Harga Minyak Tinggi, RI Makin Pening
Lonjakan harga minyak pada tahun ini tentu saja menjadi kabar baik dan buruk bagi Indonesia. Di satu sisi, penerimaan negara bisa naik karena harga minyak yang menguat.
Namun, di sisi laiin, harga minyak bisa membuat Indonesia rugi dua kali yakni inflasi yang melambung serta membengkaknya beban subsidi.
Dalam buku Nota Keuangan dan Anggaran Pendapatan Belanja Negara (APBN) 2023 disebutkan jika setiap kenaikan harga minyak Indonesia (ICP)US$1 per barel maka pemerintah mendapatkan tambahan pendapatan sekitar Rp 3,3 triliun rupiah. Namun, di sisi lain, belanja pemerintah akan membengkak menjadi Rp 9,2 triliun. Artinya, ada defisit sekitar Rp 5,8 triliun.
,
Dalam APBN 2023, rata-rata harga ICP ditetapkan sebesar US$ 90 per barel. Berdasarkan catatan Kementerian ESDM, rata-rata harga ICP per Agustus sudah mencapai US$ 76,14 per barel.
Indonesia memang telah menjadi net importir alias pengimpor minyak maupun produk minyak (BBM) selama lebih dari satu dekade. Bahkan, impor minyak terus membubung setiap tahunnya.
Selama 2022, berdasarkan data Badan Pusat Statistik (BPS), impor minyak mentah RI tercatat mencapai 15,26 juta ton, melonjak 11% dibandingkan impor minyak mentah pada 2021 yang tercatat sebesar 13,78 juta ton.
Begitu pun dari sisi nilai, impor minyak mentah pada 2022 disebutkan mencapai US$ 11,45 miliar atau sekitar Rp 171,7 triliun (asumsi kurs Rp 15.000 per US$), melonjak 62% dibandingkan nilai impor pada 2021 yang sebesar US$ 7,05 miliar atau sekitar Rp 105,7 triliun.
Tingginya harga minyak dunia perlu diantisipasi sebab jika konsumsi meningkat didukung dengan mobilitas yang membaik, maka beban APBN untuk subsidi BBM juga akan kembali meningkat.
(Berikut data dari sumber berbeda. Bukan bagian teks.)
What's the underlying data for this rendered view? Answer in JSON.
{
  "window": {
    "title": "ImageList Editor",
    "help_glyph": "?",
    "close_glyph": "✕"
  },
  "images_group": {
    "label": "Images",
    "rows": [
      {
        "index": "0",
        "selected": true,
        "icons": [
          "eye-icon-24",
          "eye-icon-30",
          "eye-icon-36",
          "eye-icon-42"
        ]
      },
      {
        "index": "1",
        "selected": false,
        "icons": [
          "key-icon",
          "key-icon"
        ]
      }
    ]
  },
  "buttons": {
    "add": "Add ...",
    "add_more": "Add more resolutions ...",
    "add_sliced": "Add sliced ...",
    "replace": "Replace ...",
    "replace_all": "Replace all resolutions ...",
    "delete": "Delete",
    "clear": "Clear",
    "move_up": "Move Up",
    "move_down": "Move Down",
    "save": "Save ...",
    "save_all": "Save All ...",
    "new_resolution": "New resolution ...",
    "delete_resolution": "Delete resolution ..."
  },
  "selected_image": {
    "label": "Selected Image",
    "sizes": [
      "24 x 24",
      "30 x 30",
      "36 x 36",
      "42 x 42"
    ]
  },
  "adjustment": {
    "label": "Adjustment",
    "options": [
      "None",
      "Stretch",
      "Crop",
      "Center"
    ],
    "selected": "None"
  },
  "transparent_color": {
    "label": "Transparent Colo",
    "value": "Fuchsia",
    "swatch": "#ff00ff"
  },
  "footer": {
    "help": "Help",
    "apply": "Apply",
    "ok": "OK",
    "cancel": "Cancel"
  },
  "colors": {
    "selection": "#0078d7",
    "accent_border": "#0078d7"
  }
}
Belajar pada tahun sebelumnya, melalui Peraturan Presiden Nomor 98 Tahun 2022, Pemerintah menaikkan anggaran subsidi dan kompensasi energi menjadi tiga kali lipat. Dalam hal ini, kenaikan subsidi untuk BBM dan LPG dari Rp77,5 triliun ke Rp149,4 triliun, serta untuk listrik dari Rp56,5 triliun naik ke Rp59,6 triliun.
Kemudian, kompensasi untuk BBM dari Rp18,5 triliun menjadi Rp252,5 triliun dan kompensasi untuk listrik dari semula Rp0 menjadi Rp41 triliun.
Total subsidi dan kompensasi untuk BBM, LPG, dan listrik itu mencapai Rp551 triliun pada 2022. Angka tersebut dihitung berdasarkan dari rata-rata ICP yang bisa mencapai US$105/barel dengan kurs Rp14.700/US$, serta volume Pertalite yang diperkirakan akan mencapai 29 juta kilo liter dan volume Solar bersubsidi yaitu 17,44 juta kilo liter.
Anggaran subsidi sendiri ditetapkan dengan menghitung ICP, kurs rupiah, serta volume. ICP pada tahun ini ditetapkan sebesar US$ 90 per barel sementara nilai tukar di angka Rp 14.800/US$1.